Par exemple, la maladie a été diagnostiquée chez 4,3% des 66-70 ans dans les 10 ans suivant le début de la dialyse, contre moins de 1% chez les personnes de 65 ans au Massachusetts après 10 ans. étude.

Cela suggère que les patients âgés atteints d'insuffisance rénale terminale peuvent même être vulnérables à la maladie d'Alzheimer.

McAdams-DeMarco et ses collègues ont également constaté que les patients dialysés plus âgés présentant un diagnostic de démence étaient environ deux fois plus susceptibles de mourir à n'importe quel moment de la période d'étude, comparativement aux patients dialysés plus âgés sans diagnostic de démence.

Aussi effrayantes soient-elles, elles peuvent sous-estimer le problème. "Nous savons, d'après d'autres études, que seulement la moitié environ des patients atteints de démence reçoivent un diagnostic, de sorte que les chiffres de cette étude pourraient être considérés comme une limite inférieure", déclare McAdams-DeMarco.

Elle et ses collègues suggèrent que des études plus approfondies soient nécessaires pour évaluer l'ampleur réelle du problème de démence chez les personnes âgées atteintes d'insuffisance rénale terminale.

«Les patients qui commencent une dialyse rencontrent généralement des fournisseurs de soins de santé quelques fois par semaine.
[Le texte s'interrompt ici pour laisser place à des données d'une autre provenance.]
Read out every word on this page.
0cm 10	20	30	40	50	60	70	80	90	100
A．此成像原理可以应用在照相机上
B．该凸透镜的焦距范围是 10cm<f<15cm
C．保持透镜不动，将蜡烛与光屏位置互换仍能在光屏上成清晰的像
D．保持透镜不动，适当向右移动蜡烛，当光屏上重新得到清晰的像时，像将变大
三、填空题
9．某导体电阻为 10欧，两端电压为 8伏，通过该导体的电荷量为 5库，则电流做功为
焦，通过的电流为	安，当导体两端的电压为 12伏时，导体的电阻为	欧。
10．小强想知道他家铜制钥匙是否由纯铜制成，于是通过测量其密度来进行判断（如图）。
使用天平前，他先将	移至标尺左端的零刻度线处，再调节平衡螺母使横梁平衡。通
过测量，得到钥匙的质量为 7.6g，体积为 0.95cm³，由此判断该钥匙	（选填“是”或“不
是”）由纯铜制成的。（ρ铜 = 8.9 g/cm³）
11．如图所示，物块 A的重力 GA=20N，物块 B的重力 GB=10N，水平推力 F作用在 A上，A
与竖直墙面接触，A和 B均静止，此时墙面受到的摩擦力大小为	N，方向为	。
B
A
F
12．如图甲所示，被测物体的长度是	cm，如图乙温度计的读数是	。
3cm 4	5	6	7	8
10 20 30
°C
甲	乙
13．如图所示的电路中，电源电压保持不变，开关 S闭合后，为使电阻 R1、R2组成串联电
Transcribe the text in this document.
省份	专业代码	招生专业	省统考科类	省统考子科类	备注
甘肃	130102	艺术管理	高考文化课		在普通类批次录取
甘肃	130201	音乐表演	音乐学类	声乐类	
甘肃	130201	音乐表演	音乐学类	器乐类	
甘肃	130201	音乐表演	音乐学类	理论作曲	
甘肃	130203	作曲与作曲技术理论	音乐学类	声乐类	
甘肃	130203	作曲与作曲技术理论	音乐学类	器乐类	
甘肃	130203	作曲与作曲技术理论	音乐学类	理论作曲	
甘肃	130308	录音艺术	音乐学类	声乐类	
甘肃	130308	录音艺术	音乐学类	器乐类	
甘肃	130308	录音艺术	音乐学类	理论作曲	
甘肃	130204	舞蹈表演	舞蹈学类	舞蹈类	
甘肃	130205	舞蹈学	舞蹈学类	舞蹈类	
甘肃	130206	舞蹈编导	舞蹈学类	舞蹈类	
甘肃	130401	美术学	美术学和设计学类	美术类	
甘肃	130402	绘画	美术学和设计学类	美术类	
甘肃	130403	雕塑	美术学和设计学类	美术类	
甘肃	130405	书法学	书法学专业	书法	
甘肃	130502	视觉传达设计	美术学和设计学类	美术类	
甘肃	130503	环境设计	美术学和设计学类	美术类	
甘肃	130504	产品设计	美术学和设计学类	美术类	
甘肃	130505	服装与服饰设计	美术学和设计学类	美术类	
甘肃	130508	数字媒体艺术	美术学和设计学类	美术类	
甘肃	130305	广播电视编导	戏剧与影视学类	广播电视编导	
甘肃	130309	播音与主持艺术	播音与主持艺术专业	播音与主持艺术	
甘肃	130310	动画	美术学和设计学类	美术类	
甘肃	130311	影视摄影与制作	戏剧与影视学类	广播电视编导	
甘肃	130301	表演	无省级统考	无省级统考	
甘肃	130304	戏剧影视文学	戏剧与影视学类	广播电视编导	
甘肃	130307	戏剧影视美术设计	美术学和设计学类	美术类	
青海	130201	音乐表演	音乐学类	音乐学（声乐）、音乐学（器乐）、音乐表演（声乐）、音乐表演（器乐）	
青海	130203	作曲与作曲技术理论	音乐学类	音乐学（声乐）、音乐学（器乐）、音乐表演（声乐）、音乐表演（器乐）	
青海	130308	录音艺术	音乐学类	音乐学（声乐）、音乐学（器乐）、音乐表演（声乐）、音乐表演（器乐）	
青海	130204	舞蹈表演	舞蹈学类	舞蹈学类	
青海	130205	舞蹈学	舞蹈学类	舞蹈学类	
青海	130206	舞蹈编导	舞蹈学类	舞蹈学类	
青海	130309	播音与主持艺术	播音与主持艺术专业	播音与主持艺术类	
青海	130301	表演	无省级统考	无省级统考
En principe, il y a donc amplement l'occasion de faire au moins un dépistage cognitif», dit-elle.

Elle recommande également d'autres études sur les mesures possibles pour prévenir la démence chez ces patients vulnérables.

«Nous mettons actuellement en place un vaste essai clinique visant à identifier les interventions appropriées pour préserver les fonctions cognitives chez ces patients», déclare McAdams-DeMarco.

L'étude est publiée dans le Journal clinique de l'American Society for Nephrology.